Il suffit d’observer le travail de Phillip Toledano et Almagul Menlibayeva pour en avoir la certitude : oui, l’IA générative permet bel et bien de donner naissance à de nouvelles formes d’archives visuelles, et participe de ce fait à la reconfiguration de notre mémoire, personnelle ou collective.
À l’heure où l’intelligence artificielle s’impose comme un outil central de production d’images, elle transforme en profondeur notre rapport au temps, à la mémoire et à l’histoire. Les systèmes d’IA générative ne se contentent plus de recomposer le visible : ils interprètent, extrapolent, et parfois inventent des situations qui n’ont jamais été documentées.
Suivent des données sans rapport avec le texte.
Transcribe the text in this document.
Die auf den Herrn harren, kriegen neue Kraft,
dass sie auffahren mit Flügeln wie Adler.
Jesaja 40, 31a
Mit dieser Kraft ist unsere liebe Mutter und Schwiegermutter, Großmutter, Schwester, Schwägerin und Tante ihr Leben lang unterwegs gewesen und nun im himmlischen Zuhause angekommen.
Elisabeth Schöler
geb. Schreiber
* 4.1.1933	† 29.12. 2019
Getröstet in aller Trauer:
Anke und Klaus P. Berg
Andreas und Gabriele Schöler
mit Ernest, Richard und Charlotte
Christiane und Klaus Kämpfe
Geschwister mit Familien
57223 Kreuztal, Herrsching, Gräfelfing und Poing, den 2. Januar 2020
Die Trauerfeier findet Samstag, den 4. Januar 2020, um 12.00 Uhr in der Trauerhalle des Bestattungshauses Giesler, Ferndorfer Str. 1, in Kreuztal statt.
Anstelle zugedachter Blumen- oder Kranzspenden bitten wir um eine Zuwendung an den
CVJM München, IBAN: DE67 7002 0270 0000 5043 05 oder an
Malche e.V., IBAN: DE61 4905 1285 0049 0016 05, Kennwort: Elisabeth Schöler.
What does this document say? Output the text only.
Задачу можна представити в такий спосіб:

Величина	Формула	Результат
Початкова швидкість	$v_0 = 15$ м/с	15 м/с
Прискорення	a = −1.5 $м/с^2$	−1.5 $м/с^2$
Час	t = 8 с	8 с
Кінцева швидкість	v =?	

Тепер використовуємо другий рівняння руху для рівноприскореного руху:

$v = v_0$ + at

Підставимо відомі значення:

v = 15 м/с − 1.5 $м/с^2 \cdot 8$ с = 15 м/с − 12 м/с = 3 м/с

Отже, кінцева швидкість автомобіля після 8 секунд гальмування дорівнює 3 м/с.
Dès lors, l’image ne relève plus uniquement de l’enregistrement du réel, elle devient un espace spéculatif.
C’est à partir de cette hypothèse que l’on peut interroger les notions d’archive et d’héritage, l’IA permettant aujourd’hui de reconstituer des fragments visuels à partir de corpus incomplets. La chercheuse Ada Ackerman évoque à ce sujet les « images manquantes » : celles qui ont été perdues, effacées, marginalisées, ou qui n’ont jamais existé. Leur reconstitution ne consiste pas seulement à combler une absence. Elle produit de nouvelles couches de mémoire, et participe activement à la fabrication de récits historiques.

L’archive comme matière malléable
Les œuvres de Phillip Toledano et d’Almagul Menlibayeva permettent d’explorer deux approches distinctes de cette reconfiguration. Le travail de Phillip Toledano s’inscrit dans une réflexion sur les lacunes de l’histoire visuelle. Son projet We Are at War, conçu à l’occasion du 80ᵉ anniversaire du Débarquement, prend pour point de départ un épisode bien connu : la disparition d’une grande partie des photographies prises par Robert Capa lors du Débarquement de Normandie. Seules onze images, les célèbres « Magnificent Eleven », ont survécu, les autres ayant été accidentellement détruites lors de leur développement.
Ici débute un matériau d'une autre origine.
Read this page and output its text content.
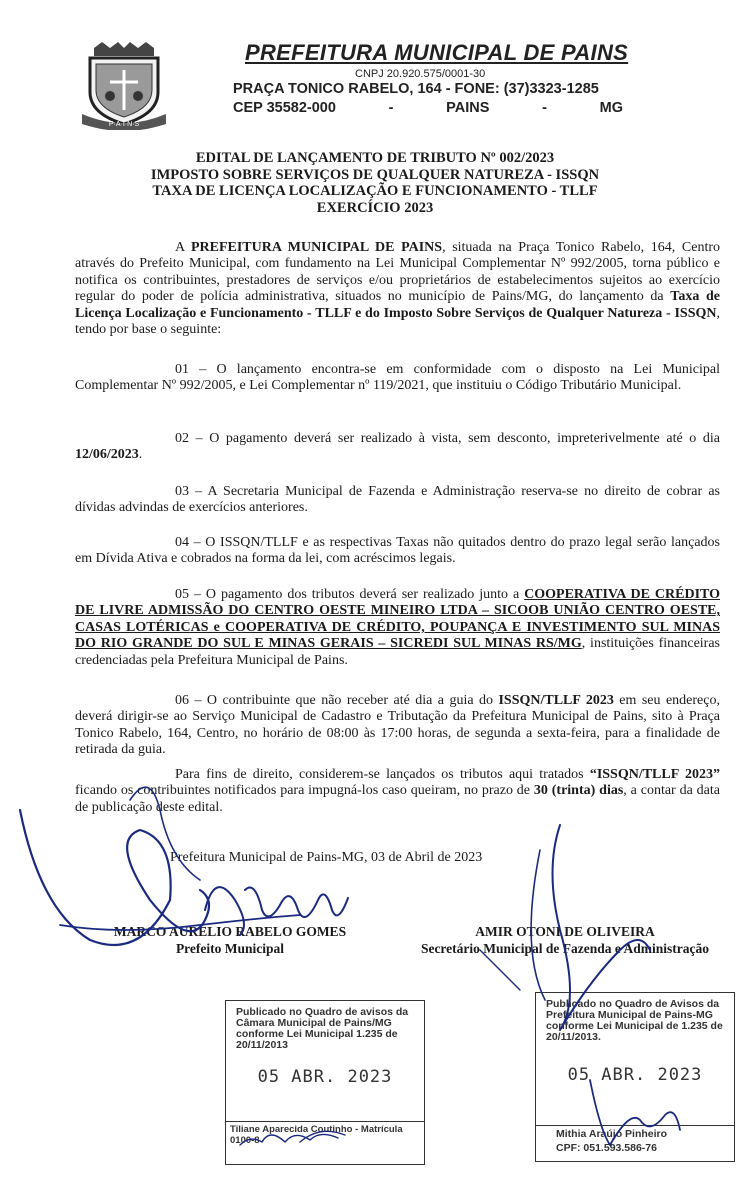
P·A·I·N·S
PREFEITURA MUNICIPAL DE PAINS
CNPJ 20.920.575/0001-30
PRAÇA TONICO RABELO, 164 - FONE: (37)3323-1285
CEP 35582-000	-	PAINS	-	MG
EDITAL DE LANÇAMENTO DE TRIBUTO Nº 002/2023
IMPOSTO SOBRE SERVIÇOS DE QUALQUER NATUREZA - ISSQN
TAXA DE LICENÇA LOCALIZAÇÃO E FUNCIONAMENTO - TLLF
EXERCÍCIO 2023
A PREFEITURA MUNICIPAL DE PAINS, situada na Praça Tonico Rabelo, 164, Centro através do Prefeito Municipal, com fundamento na Lei Municipal Complementar Nº 992/2005, torna público e notifica os contribuintes, prestadores de serviços e/ou proprietários de estabelecimentos sujeitos ao exercício regular do poder de polícia administrativa, situados no município de Pains/MG, do lançamento da Taxa de Licença Localização e Funcionamento - TLLF e do Imposto Sobre Serviços de Qualquer Natureza - ISSQN, tendo por base o seguinte:
01 – O lançamento encontra-se em conformidade com o disposto na Lei Municipal Complementar Nº 992/2005, e Lei Complementar nº 119/2021, que instituiu o Código Tributário Municipal.
02 – O pagamento deverá ser realizado à vista, sem desconto, impreterivelmente até o dia 12/06/2023.
03 – A Secretaria Municipal de Fazenda e Administração reserva-se no direito de cobrar as dívidas advindas de exercícios anteriores.
04 – O ISSQN/TLLF e as respectivas Taxas não quitados dentro do prazo legal serão lançados em Dívida Ativa e cobrados na forma da lei, com acréscimos legais.
05 – O pagamento dos tributos deverá ser realizado junto a COOPERATIVA DE CRÉDITO DE LIVRE ADMISSÃO DO CENTRO OESTE MINEIRO LTDA – SICOOB UNIÃO CENTRO OESTE, CASAS LOTÉRICAS e COOPERATIVA DE CRÉDITO, POUPANÇA E INVESTIMENTO SUL MINAS DO RIO GRANDE DO SUL E MINAS GERAIS – SICREDI SUL MINAS RS/MG, instituições financeiras credenciadas pela Prefeitura Municipal de Pains.
06 – O contribuinte que não receber até dia a guia do ISSQN/TLLF 2023 em seu endereço, deverá dirigir-se ao Serviço Municipal de Cadastro e Tributação da Prefeitura Municipal de Pains, sito à Praça Tonico Rabelo, 164, Centro, no horário de 08:00 às 17:00 horas, de segunda a sexta-feira, para a finalidade de retirada da guia.
Para fins de direito, considerem-se lançados os tributos aqui tratados “ISSQN/TLLF 2023” ficando os contribuintes notificados para impugná-los caso queiram, no prazo de 30 (trinta) dias, a contar da data de publicação deste edital.
Prefeitura Municipal de Pains-MG, 03 de Abril de 2023
MARCO AURÉLIO RABELO GOMES
Prefeito Municipal
AMIR OTONI DE OLIVEIRA
Secretário Municipal de Fazenda e Administração
Publicado no Quadro de avisos da Câmara Municipal de Pains/MG conforme Lei Municipal 1.235 de 20/11/2013
05 ABR. 2023
Tiliane Aparecida Coutinho - Matrícula 0100-8
Publicado no Quadro de Avisos da Prefeitura Municipal de Pains-MG conforme Lei Municipal de 1.235 de 20/11/2013.
05 ABR. 2023
Mithia Araújo Pinheiro
CPF: 051.593.586-76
C’est précisément cette absence que Toledano investit. À l’aide de l’IA générative, il reconstitue une pellicule fictive, présentée sous la forme d’un artefact crédible : photographies, planches-contacts, journal daté de 1944. En recréant non seulement des images mais aussi leurs conditions de circulation, il construit une narration immersive. Le spectateur est ainsi amené à suivre une histoire plausible, mais entièrement fabriquée. Ce geste met en lumière la puissance de l’image comme dispositif de croyance. En produisant une archive qui n’a jamais existé, Toledano révèle la fragilité de notre confiance dans les images comme preuves. L’archive n’apparaît plus comme un document stable, mais comme une matière malléable, susceptible d’être rejouée, voire inventée.
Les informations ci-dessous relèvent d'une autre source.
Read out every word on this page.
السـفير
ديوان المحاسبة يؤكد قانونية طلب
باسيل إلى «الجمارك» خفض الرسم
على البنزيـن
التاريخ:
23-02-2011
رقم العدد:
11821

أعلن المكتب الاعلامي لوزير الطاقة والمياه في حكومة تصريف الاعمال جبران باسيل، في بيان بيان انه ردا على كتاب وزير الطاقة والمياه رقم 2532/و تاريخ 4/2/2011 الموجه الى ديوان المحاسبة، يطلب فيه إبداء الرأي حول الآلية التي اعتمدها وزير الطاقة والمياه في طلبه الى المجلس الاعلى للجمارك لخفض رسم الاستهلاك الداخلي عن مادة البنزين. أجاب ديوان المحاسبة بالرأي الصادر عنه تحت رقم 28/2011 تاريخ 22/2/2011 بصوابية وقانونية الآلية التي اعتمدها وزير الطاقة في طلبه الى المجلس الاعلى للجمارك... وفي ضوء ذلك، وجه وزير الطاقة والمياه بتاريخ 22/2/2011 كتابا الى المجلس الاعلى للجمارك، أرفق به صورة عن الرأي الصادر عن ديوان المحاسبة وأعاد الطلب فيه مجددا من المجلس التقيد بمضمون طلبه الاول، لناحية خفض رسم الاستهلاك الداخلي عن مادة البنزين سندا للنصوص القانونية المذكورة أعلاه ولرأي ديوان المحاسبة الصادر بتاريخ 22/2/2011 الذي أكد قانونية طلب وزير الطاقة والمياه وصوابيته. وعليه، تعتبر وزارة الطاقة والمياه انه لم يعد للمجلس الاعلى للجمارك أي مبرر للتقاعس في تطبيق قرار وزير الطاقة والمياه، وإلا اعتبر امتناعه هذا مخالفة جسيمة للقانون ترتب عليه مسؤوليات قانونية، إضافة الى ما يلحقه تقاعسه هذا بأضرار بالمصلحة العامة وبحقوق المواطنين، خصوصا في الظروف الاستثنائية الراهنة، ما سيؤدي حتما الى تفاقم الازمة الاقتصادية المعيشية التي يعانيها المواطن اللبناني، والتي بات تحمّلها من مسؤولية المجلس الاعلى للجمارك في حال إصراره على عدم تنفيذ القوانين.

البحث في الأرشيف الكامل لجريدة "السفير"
L’IA, un outil de résistance ?
Le travail d’Almagul Menlibayeva ne cherche pas à combler un manque par une illusion de continuité. Il s’inscrit dans un contexte politique et historique marqué – celui du Kazakhstan post-soviétique -, où les récits officiels ont souvent effacé certaines expériences. Dans son projet AI Realism, elle s’intéresse aux manifestations de janvier 2022, largement invisibilisées, notamment en raison de coupures massives d’Internet. Face à cette absence d’images, l’artiste construit une archive alternative à partir de fragments : témoignages, messages vocaux, mots-clés issus des réseaux sociaux. Ces éléments deviennent la matière d’un processus génératif qui produit des images et des vidéos volontairement instables. Loin de chercher une reconstitution fidèle, Menlibayeva assume une forme d’approximation.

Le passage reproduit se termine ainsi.